Iran would have none of that, however, and Obama blinked again. The announced deal merely seeks a temporary reconfiguration and downsizing of the two facilities. Once the deal restrictions expire in a decade, Iran will be able to revamp the two facilities as it pleases.
Verification was also critical for the Obama administration, especially in line with the president’s signature policy of nuclear disarmament and arms control. Given Iran’s history of nuclear lies and subterfuge, a lengthy and intrusive enforcement and verification mechanism was in order. But Iran has stonewalled again and Obama, so keen for an agreement, appears to have blinked. The announced deal merely stipulates that Iran will provisionally implement a verification regime its government already ratified 11 years ago. It will be up to Iran to maintain that commitment. And given that Iran had provisionally done the same under the 2004 Paris agreements, only to abruptly suspend such stricter monitoring arrangements when it chose to begin uranium enrichment, none of this is very promising.
That is especially true when one looks at the so-called Possible Military Dimensions of Iran’s programme. The US insist they have overwhelming evidence that Iran was seeking nuclear weapons until recently. A deal that restores the confidence of the international community in the peaceful nature of Iran’s nuclear activities needs first to address all Iran’s past suspicious activities.
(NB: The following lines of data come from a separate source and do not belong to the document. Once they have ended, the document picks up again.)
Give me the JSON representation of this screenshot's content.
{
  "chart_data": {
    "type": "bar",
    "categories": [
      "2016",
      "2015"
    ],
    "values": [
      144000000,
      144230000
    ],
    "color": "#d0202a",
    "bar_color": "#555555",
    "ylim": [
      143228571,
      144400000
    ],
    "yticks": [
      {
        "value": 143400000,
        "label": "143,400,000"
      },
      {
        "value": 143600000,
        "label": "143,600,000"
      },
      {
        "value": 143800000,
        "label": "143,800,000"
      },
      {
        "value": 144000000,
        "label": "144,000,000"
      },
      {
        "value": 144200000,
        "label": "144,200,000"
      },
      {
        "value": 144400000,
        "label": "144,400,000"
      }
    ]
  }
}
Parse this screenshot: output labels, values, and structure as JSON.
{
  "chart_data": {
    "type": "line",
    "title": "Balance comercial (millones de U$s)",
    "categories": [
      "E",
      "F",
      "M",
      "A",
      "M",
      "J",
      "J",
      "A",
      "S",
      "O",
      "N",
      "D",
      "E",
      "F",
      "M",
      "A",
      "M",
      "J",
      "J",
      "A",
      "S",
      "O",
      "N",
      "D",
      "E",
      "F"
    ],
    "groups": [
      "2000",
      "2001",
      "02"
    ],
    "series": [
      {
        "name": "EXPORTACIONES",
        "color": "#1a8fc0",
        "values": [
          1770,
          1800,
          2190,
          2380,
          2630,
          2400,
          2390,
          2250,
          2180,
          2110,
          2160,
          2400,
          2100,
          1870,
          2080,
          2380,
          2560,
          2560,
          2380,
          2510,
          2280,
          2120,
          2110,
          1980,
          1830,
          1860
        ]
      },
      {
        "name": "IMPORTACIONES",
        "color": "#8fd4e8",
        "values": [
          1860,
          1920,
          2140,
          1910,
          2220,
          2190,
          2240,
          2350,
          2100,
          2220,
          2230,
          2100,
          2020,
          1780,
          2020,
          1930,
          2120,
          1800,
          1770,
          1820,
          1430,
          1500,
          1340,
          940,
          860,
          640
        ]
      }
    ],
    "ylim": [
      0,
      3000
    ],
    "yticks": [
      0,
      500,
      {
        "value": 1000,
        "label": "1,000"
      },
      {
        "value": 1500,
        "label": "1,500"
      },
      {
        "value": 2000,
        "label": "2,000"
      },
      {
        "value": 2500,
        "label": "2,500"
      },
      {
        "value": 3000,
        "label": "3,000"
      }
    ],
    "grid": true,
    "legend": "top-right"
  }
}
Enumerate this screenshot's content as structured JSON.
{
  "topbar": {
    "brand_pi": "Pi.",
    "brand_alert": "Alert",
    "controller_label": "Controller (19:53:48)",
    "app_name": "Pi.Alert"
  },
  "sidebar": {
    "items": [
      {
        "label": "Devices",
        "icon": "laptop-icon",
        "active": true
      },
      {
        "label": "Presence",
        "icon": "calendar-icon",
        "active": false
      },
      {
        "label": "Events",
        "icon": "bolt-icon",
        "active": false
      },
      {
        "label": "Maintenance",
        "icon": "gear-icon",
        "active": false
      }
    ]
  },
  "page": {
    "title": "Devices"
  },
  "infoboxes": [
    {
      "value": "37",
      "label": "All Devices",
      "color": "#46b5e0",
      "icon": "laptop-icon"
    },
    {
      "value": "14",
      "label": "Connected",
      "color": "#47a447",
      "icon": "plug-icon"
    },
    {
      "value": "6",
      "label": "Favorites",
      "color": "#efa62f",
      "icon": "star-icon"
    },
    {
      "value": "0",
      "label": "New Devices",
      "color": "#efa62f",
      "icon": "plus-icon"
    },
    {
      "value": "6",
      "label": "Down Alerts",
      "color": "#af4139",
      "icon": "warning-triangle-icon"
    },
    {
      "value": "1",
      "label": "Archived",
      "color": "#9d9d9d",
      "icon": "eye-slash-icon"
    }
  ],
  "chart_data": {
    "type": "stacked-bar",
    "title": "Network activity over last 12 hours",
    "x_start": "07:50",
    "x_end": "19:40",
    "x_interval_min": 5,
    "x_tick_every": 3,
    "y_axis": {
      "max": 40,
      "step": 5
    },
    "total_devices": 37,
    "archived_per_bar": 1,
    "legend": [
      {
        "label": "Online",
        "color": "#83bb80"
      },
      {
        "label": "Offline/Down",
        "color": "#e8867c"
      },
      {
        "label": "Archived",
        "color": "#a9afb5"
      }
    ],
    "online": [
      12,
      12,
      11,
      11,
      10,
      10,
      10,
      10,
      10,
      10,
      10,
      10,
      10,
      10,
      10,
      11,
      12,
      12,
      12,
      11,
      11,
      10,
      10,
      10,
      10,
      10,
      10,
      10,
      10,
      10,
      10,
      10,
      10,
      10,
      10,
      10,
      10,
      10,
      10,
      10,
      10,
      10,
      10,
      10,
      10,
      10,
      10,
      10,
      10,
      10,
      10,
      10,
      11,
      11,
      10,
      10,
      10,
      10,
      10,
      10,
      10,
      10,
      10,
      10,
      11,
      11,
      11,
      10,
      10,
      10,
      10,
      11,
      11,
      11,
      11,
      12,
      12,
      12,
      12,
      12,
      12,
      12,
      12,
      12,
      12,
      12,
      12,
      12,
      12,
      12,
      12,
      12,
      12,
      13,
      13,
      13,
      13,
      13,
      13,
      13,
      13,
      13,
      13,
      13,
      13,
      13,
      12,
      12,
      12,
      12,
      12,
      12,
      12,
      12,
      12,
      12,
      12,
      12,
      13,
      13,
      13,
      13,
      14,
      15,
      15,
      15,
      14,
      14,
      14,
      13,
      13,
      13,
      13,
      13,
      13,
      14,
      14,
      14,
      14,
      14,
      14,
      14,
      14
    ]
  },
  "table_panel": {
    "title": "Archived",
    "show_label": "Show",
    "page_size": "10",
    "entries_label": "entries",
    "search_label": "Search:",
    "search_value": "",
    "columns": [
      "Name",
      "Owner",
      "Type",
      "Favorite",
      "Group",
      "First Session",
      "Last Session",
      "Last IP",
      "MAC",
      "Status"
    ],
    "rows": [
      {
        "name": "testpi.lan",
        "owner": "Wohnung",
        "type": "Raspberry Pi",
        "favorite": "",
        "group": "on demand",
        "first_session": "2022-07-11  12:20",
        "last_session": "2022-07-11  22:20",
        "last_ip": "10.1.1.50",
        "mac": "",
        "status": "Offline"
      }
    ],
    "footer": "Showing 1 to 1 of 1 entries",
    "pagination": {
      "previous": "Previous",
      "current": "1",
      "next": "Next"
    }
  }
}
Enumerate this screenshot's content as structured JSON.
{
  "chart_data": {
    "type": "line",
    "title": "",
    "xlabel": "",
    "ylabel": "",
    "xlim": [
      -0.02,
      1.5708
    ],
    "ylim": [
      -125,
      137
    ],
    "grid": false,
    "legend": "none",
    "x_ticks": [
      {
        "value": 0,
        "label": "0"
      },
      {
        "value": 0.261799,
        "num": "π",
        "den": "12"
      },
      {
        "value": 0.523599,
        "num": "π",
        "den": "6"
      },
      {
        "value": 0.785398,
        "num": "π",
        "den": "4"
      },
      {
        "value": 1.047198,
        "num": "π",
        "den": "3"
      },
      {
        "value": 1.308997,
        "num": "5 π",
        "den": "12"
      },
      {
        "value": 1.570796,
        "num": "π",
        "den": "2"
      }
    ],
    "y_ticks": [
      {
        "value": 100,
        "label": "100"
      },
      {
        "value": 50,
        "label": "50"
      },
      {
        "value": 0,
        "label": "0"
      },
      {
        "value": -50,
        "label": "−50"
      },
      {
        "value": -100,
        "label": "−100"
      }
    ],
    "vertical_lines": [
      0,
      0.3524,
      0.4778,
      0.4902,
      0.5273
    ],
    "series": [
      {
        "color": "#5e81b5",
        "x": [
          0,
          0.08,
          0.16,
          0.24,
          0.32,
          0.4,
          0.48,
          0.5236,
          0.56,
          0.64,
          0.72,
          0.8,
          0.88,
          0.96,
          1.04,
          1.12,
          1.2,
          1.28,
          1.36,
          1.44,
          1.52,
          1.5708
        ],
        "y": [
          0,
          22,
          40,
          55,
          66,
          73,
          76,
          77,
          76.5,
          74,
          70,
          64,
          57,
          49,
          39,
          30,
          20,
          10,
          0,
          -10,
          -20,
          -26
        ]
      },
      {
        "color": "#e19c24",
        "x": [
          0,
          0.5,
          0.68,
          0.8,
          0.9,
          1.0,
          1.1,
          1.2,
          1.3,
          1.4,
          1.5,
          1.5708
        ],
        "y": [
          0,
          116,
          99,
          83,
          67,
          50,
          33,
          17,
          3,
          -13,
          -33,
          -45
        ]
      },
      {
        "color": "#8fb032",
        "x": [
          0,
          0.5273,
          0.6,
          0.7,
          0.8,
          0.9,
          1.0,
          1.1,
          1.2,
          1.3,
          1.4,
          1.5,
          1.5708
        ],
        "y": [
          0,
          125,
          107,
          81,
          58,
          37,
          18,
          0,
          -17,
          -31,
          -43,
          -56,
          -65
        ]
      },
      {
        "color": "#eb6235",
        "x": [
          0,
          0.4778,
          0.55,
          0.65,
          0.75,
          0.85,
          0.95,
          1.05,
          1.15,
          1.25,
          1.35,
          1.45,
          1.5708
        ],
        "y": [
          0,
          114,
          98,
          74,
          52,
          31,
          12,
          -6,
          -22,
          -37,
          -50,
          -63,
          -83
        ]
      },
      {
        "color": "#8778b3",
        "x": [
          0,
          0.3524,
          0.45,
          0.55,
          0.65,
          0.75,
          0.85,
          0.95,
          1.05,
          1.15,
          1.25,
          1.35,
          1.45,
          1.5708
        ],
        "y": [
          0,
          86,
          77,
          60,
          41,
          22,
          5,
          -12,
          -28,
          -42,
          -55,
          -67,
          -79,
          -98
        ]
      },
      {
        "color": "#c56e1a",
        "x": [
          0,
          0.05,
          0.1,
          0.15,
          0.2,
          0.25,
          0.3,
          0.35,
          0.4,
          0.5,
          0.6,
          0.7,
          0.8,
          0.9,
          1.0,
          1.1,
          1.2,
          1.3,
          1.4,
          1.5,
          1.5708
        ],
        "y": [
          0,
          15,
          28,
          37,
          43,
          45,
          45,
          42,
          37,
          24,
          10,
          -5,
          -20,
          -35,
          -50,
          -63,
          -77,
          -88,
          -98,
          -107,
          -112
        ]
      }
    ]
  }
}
Yet Iran is no longer expected to show accountability until well past the agreement. Knowing what Iran did in the past is critical in order to verify its future compliance with the NPT. The Obama administration has instead agreed that a vague commitment to answer questions in the future will suffice. One more blink.
None of this is surprising. In the first major foreign policy speech of his presidency, Obama addressed the topic of nuclear disarmament before a vast crowd of Czech citizens in Prague on April 5, 2009. Referring to Iran’s combined threat of nuclear-tipped intercontinental ballistic missiles, Obama said: “Iran’s nuclear and ballistic missile activity poses a real threat, not just to the United States, but to Iran’s neighbors and our allies. The Czech Republic and Poland have been courageous in agreeing to host a defence against these missiles. As long as the threat from Iran persists, we will go forward with a missile defence system that is cost-effective and proven. If the Iranian threat is eliminated, we will have a stronger basis for security, and the driving force for missile defence construction in Europe will be removed.”
Six months later, Obama scrapped the missile defence commitment to the Czech Republic and Poland. And when, five years later, Iran refused to discuss its missile programme, he agreed to let it fall by the wayside of the negotiations. If you like your missiles, you can keep your missiles. Obama blinked, blinked, and blinked again. Why is anyone surprised that he continues to do so?